How parents feed the beast
Over time, focusing on what your child achieves instead of your child’s efforts can give her the impression that her worth, and even your approval of her, revolves around her ability to get certain accolades — the top grades in school, the lead roles in the play, the point guard on the basketball team.
Again, encouraging kids and teens to set reasonable goals guides them. But when she feels constant pressure to meet expectations beyond her capabilities, from her parents, friends and herself, it can lead her to fear failure.
“Focus on effort, instead of result,” suggests Greg Oliver, a child and adolescent psychologist at Henry Ford Medical Center in Troy. “Focus on how hard your child is working, even if the outcome doesn’t turn out as you, or your child, would expect.”
Making that shift toward recognizing effort can be challenging, but ultimately it teaches your child that the experience and progress is more important.
“Parents need to encourage kids to be comfortable with discomfort,” Oliver explains. “Things don’t always work out the way they thought they would. Things aren’t always perfect and kids need to be OK with that.”
Oliver also cautions parents to avoid the labels and messages that can go with emphasizing achievement — like “you’re so smart,” “you’re so talented,” or “you’re a genius.” For example, when commenting on a test taken at school, a child might say, “I did the best I could, but I didn’t do amazing.” The child is labeling her effort and basing her confidence on trying to achieve “amazing.”
So how should a parent react?

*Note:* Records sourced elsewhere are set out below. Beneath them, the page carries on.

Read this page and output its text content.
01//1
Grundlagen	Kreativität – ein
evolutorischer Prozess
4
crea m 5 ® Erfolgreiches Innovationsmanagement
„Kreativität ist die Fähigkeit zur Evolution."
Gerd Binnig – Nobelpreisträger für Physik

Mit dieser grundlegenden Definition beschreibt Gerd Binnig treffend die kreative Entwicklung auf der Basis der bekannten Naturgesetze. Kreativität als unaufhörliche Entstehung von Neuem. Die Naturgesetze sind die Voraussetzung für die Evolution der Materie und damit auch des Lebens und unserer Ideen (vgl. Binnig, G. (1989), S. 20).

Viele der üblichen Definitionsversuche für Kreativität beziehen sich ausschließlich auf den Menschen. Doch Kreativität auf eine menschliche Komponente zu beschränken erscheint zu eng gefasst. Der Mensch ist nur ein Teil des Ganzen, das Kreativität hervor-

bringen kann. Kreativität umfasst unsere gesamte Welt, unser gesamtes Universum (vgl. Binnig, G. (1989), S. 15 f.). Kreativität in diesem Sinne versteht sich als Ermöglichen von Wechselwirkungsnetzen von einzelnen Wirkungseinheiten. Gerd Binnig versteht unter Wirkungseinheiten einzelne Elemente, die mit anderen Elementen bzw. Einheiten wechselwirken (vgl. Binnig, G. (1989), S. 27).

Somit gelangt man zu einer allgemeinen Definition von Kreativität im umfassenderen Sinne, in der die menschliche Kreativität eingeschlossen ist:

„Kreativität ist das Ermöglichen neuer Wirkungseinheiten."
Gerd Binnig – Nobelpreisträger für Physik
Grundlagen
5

Oliver advises parents to “focus on the struggle.”
“If the parents can say, ‘This is tough and I know you’re working hard,’ without labeling it good or bad,” he says.
Alternatively, when parents dismiss a child’s concerns with, “Oh, you did great,” or “Don’t worry about it,” a child feels like the parent doesn’t understand, recognize or value her effort.
Shifting from success to resilience
Favoring progress over achievement can be difficult for parents, who are also bombarded with messages that their own worth is directly tied to the measurable and perceived success of their kids.
A recent study of more than 40,000 college students from the U.S., Canada and the U.K. reports in part that “pressure to raise successful children in a culture that emphases monetary wealth and social standing has several consequences for the behavior of parents.”
Foremost, there’s evidence that recent generations of parents are responding to pressure by spending far more time with their children on academic activities. At the same time, the report found parents spending less time with kids on hobbies and leisure activities, while parental control and micromanaging has increased.
“For parents, I would say to start shifting their thinking away from taking their child’s outcomes personally,” Oliver says. “I’ve had parents say, ‘It’s my job, my responsibility to set up my child for future success.'”
He understands that perspective from his own experience as a parent, too. Still, guiding your daughter to take responsibility for her actions, to learn from her failures, helps her become more resilient.
While there’s no big award at the school assembly or grade for “most resilient,” helping girls develop the ability to learn from their failures and to take risks without knowing the outcome can go a long way toward them becoming independent, self-sufficient women. And as a parent of a daughter, isn’t that the ultimate definition of success for your child?